Additionally, Beshear’s office says, the Centers for Disease Control and Prevention tied a Southern Indiana 2015 HIV outbreak specifically to the injection of Opana ER. In doing so, the federal health agency identified 220 counties across the country at the greatest risk for similar outbreaks. Fifty-four of those counties, roughly 25 percent, are in Kentucky.
Beshear said Campbell, Gallatin and Grant counties are on the list, and Northern Kentucky is currently experiencing an HIV outbreak due to individuals intravenously injecting a drug when they abuse it.
Floyd, Perry, Clay, Owsley and Bell counties are on the CDC’s list of counties at risk for a public health crisis, Beshear said.
“I’m committed to holding accountable these multi-national companies that made billions flooding our communities,” Beshear said. “Kentucky families deserve justice.”

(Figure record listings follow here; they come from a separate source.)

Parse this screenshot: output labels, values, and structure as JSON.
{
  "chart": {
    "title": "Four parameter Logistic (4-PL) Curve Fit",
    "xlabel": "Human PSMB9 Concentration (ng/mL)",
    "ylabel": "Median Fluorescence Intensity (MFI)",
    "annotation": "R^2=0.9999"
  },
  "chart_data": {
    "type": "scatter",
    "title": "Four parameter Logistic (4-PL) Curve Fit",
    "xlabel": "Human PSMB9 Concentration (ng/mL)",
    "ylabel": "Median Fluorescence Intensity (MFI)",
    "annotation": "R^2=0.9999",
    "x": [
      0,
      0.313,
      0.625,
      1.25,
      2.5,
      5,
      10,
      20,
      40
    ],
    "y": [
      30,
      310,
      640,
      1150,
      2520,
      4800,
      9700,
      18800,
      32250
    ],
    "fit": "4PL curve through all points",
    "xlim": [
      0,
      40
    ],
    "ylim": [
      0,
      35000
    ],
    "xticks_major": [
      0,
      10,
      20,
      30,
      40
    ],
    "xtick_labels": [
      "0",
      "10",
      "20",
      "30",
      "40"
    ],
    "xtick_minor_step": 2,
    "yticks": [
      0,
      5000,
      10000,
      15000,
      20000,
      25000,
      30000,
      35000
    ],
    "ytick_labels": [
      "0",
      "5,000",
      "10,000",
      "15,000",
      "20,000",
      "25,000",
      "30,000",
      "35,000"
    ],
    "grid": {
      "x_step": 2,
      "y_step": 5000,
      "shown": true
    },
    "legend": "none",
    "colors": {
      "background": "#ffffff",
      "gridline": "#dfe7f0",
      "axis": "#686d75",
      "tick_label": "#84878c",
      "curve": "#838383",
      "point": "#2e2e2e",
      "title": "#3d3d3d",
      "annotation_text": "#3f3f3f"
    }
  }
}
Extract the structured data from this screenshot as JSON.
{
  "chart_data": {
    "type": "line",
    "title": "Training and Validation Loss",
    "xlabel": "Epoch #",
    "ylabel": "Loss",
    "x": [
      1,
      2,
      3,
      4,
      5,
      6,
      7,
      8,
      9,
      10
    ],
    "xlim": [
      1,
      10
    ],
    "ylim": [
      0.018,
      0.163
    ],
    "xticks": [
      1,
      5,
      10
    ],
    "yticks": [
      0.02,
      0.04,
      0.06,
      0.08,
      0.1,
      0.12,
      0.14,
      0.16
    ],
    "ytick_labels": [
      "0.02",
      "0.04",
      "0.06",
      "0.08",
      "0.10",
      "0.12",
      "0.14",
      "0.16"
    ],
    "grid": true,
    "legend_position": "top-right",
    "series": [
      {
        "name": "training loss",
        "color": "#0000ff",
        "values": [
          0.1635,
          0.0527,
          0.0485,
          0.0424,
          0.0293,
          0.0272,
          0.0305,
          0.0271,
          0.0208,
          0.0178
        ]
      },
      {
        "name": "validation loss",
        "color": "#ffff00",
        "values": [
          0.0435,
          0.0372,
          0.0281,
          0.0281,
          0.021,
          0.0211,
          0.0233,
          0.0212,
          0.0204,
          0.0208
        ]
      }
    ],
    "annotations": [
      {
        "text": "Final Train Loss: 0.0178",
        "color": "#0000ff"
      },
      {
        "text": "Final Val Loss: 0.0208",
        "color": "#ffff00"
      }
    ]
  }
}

McKesson defended itself Monday, denying Beshear’s claims. In a statement, the company said, McKesson delivers life-saving medicines to millions of Americans each day and is committed to maintaining-and continuously enhancing-strong programs designed to detect and prevent opioid diversion within the pharmaceutical supply chain.
This complicated, multi-faceted public health crisis cannot be solved by any one participant. It needs to be addressed through a comprehensive approach that includes the doctors, patients, pharmacists, insurance companies, government payers (such as Medicaid and Medicare), distributors, manufacturers, law enforcement and regulators.
We’ve shared forward-looking policy recommendations with the President’s opioid commission, including offering additional specificity on two of those ideas that we believe can make a meaningful impact on the epidemic. We remain committed to engaging with all who share our dedication to acting with urgency to address this epidemic and working together to end this national crisis.